Jhumpa Lahiri’s ‘Whereabouts’ is a chronicle of pain and solitude
Book Title: Whereabouts
Author: Jhumpa Lahiri
Rajesh Sharma
Her face has always disappointed her. Spring brings her suffering. She regrets she never experienced youthful rebellion. She never married but has had ‘her share of married men’. She teaches language, writes, wears her hair long, and watches trashy TV programmes while waxing her legs.
She is a single woman passing though a midlife crisis, negotiating between loneliness and solitude, and wrestling with ‘embedded fears’. An anonymous woman in an unnamed European city, she is the protagonist and narrator of Jhumpa Lahiri’s ‘Whereabouts’. The writer makes her vividly alive with minimal strokes.
Lahiri was awarded the Pulitzer for fiction way back in 2000. She returns to the genre after several years, having tasted blood, which non-fiction generously affords. So this is not exactly a return, but a moving on. Not all novels are, of course, fictional. ‘Whereabouts’, too, probably is not. It belongs among the works that stretch and bend genres and help create new forms of writing, like Deborah Levy’s ‘Things I Don’t Know’, Vénus Khoury-Ghata’s ‘The Last Days of Mandelstam’, Peter Handke’s ‘A Sorrow beyond Dreams’, Olivia Laing’s ‘The Insomniac City’, or Max Porter’s ‘Grief is the Thing with Feathers’. Its formal austerity and delicacy suggest immense artistic riches quietly absorbed and not put on display.
A good translation has been called a second original. Can a translation be a parallel original? Probably yes. Lahiri wrote this book in Italian, a language she decided to grow into, having plumbed her depths in English. If we are our language, one way of realising our possibilities is that we try reincarnation in another language. Rilke did this when he turned to French. But Lahiri takes a step more: she translates her own book into English. An accidental fruit of the adventure is her refreshed, sensuous handling of some less used words, like a child’s attempts at discovering things through touch and relish.
Lahiri calls the book a novel. The reader could well treat it as a collection of 46 personal essays, or a memoir. Frames pass before you like a train’s windows at night, each enfolding a story. Some frames return, the stories having moved on. Circularities, like sequences, are partial, wilfully disrupted. There are no certitudes, yet the anonymous woman might be the writer and the city Rome. The hints are telling.
For the entire length — and depth — of this novel of some 40,000 words, you inhabit a single consciousness which flits between memory, perception and reflection. But you do not feel confined, perhaps because you oscillate between soliloquy and dramatic monologue (in which you are the interlocutor). You become a co-traveller and endure the pain of being set free. When you awake from the novel, you are calmer, less anxious to focus. Replenished.

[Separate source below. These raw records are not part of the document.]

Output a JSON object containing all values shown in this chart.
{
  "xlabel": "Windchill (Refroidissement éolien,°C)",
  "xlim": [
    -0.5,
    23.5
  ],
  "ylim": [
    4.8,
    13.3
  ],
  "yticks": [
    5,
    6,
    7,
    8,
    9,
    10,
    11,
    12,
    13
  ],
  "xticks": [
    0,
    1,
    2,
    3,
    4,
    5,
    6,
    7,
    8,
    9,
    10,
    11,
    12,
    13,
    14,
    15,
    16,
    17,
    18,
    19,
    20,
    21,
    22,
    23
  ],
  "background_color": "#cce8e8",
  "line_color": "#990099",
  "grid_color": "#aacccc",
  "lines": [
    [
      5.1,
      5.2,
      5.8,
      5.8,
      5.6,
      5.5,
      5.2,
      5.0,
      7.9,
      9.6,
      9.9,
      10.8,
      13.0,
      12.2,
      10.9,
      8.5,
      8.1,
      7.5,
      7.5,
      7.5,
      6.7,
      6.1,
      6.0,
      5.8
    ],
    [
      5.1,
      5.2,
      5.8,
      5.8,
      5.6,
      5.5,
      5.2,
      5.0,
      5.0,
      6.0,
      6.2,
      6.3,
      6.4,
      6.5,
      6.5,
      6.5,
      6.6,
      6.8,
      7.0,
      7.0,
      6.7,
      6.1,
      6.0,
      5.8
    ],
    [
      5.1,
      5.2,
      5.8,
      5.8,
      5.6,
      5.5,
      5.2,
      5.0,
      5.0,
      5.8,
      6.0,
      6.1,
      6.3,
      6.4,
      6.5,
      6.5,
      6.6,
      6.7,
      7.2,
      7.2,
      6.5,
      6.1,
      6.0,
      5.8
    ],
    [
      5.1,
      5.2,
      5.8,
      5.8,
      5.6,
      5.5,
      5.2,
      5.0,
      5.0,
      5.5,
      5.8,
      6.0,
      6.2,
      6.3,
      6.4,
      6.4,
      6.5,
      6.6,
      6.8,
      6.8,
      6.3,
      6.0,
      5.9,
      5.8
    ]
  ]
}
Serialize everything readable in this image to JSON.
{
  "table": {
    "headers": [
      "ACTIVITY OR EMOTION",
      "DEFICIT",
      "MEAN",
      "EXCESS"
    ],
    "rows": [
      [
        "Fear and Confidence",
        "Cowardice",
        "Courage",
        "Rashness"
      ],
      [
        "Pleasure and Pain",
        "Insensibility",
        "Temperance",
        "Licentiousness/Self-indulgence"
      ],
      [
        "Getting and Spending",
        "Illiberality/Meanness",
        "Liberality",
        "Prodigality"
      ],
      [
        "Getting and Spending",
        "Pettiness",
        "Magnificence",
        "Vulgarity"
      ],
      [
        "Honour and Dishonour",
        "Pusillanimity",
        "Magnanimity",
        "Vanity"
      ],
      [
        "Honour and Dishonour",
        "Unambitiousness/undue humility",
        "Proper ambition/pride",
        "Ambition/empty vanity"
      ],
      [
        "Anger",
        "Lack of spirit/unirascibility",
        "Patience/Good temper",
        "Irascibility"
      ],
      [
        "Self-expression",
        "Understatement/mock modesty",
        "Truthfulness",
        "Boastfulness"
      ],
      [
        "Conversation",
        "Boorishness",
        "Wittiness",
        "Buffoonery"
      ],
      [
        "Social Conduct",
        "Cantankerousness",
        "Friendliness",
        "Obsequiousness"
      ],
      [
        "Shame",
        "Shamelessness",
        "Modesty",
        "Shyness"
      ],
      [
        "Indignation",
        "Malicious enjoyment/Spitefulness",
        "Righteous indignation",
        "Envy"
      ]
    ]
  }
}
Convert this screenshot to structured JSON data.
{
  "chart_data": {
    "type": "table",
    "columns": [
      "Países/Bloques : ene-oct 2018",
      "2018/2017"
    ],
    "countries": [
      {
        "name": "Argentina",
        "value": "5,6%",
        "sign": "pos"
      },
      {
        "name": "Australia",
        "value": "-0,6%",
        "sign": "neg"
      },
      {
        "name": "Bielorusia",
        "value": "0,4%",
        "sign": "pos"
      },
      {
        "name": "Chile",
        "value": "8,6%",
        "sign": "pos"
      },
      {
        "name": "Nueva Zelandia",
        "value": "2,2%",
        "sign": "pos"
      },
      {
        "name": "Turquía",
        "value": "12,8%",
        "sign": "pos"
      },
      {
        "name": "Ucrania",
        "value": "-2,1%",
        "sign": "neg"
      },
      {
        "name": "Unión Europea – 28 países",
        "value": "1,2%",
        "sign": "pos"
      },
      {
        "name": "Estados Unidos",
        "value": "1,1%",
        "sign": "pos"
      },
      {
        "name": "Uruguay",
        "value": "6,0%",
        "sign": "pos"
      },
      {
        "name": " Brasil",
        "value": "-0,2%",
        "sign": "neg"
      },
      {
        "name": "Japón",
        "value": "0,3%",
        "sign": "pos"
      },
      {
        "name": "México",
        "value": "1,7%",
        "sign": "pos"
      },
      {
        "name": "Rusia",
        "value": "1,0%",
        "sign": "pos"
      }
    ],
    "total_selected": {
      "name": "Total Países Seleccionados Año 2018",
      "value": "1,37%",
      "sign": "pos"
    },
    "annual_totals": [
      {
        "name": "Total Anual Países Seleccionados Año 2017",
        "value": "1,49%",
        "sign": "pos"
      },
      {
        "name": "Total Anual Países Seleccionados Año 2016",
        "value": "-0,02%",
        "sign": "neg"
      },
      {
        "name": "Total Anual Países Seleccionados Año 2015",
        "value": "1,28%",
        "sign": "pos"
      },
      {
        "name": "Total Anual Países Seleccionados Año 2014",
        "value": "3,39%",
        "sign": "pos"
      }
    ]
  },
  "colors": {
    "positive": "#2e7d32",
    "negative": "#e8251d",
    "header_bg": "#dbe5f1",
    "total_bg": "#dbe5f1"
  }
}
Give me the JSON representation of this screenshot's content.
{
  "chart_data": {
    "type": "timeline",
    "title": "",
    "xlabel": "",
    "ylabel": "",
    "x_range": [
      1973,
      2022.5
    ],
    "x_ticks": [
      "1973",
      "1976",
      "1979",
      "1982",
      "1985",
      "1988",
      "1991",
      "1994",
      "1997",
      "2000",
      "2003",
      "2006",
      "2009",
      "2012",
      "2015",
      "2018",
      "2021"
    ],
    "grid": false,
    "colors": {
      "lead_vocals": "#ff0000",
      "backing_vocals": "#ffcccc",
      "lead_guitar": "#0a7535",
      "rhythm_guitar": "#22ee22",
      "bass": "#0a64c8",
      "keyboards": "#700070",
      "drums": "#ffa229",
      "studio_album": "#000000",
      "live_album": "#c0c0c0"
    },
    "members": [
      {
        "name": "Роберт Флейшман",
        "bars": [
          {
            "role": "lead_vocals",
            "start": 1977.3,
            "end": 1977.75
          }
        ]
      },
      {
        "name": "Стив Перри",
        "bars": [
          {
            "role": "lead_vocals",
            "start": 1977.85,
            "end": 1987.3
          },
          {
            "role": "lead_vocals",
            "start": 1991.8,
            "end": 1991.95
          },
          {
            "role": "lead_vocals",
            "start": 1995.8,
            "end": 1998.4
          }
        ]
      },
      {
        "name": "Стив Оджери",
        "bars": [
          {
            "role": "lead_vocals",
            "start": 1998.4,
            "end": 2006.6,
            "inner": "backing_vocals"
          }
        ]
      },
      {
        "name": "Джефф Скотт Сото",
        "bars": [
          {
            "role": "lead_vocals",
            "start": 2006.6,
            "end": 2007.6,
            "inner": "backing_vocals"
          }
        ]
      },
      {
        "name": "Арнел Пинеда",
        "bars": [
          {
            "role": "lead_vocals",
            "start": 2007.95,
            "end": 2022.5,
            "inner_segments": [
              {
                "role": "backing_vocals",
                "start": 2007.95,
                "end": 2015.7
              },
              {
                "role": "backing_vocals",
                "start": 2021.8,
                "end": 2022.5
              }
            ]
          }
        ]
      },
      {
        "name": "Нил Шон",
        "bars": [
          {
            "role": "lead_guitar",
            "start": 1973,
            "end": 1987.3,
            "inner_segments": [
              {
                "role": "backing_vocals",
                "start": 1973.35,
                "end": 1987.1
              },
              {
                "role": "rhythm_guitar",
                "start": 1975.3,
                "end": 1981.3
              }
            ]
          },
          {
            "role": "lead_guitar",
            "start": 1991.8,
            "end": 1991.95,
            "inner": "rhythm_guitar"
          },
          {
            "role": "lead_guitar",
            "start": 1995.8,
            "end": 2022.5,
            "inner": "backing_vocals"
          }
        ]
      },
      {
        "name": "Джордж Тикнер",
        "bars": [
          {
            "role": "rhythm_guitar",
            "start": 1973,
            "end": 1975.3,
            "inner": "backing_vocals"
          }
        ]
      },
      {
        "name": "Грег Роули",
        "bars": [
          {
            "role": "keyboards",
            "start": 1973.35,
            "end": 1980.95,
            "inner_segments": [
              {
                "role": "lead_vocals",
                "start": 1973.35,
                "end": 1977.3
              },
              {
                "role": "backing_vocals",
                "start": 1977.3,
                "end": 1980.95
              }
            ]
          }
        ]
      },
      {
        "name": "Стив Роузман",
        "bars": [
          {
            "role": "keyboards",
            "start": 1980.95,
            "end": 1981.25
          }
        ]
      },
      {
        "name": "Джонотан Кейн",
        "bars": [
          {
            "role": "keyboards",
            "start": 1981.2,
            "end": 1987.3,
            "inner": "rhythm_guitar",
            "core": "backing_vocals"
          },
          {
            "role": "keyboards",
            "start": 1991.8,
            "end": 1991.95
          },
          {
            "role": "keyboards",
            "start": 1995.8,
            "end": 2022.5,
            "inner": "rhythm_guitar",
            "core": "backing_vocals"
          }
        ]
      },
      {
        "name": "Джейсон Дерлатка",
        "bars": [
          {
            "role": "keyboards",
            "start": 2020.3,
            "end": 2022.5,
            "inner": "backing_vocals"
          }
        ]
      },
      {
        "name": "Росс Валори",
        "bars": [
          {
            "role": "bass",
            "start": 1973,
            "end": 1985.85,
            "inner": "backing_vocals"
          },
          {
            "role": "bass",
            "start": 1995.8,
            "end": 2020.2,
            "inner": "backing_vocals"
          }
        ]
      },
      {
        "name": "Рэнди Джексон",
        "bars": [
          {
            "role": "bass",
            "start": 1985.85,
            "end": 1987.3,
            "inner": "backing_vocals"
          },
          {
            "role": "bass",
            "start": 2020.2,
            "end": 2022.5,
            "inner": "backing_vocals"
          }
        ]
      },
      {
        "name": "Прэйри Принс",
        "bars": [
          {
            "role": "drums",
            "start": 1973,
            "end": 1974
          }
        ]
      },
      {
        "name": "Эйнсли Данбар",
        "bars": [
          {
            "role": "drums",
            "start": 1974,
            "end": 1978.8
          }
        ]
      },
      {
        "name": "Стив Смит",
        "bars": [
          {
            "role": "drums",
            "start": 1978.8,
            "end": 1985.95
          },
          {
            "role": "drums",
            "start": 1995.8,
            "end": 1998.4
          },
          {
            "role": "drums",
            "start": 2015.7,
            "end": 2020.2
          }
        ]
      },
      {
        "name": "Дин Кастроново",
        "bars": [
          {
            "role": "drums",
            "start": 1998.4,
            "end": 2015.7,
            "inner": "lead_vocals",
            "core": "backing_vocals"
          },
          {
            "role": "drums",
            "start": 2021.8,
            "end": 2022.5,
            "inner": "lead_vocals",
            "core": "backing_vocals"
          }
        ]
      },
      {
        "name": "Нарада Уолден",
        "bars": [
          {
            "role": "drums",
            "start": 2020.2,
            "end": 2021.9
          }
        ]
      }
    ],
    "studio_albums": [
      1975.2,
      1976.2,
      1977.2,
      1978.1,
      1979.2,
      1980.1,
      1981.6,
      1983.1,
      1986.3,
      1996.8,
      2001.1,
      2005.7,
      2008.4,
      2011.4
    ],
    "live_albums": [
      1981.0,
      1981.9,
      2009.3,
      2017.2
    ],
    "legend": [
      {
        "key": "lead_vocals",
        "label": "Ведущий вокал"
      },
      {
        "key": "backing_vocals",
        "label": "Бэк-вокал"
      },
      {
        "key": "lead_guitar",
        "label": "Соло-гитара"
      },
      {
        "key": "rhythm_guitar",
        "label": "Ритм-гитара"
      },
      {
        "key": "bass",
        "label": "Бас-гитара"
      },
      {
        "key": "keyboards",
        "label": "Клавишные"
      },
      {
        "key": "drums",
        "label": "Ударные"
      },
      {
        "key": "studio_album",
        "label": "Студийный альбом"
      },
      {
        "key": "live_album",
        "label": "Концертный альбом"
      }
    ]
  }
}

Her crisis is articulated in the constricting vocabulary she repeatedly uses as a handle on her condition. Focus, defeat, depletion. Her mind bounces between these words as her body suffers the sun’s drying lick and she chases an elusive catharsis. She has to resolve her relationship with her parents. The father, dead, continues to rule her life, even popping up between her lover and her. The mother, old and frail but not senile, dispenses the wisdom she sorely needs. But this mother had wounded her tender confidence as a child. Anyway, she can forgive her, but the father?
A turning point is her encounter with a headless cadaver. The fresh blood frightens and repels her but it also reminds her of the delicious red fig. A duality is uncannily resolved. Later, she sees her double and understands that she can be she and also another.
The book begins on a street and ends on a train, begins with a death remembered and ends with a departure of which not even ‘the crumbs’ remain. The whereabouts are nowhere except in moving. One never is in a place. One only moves through it.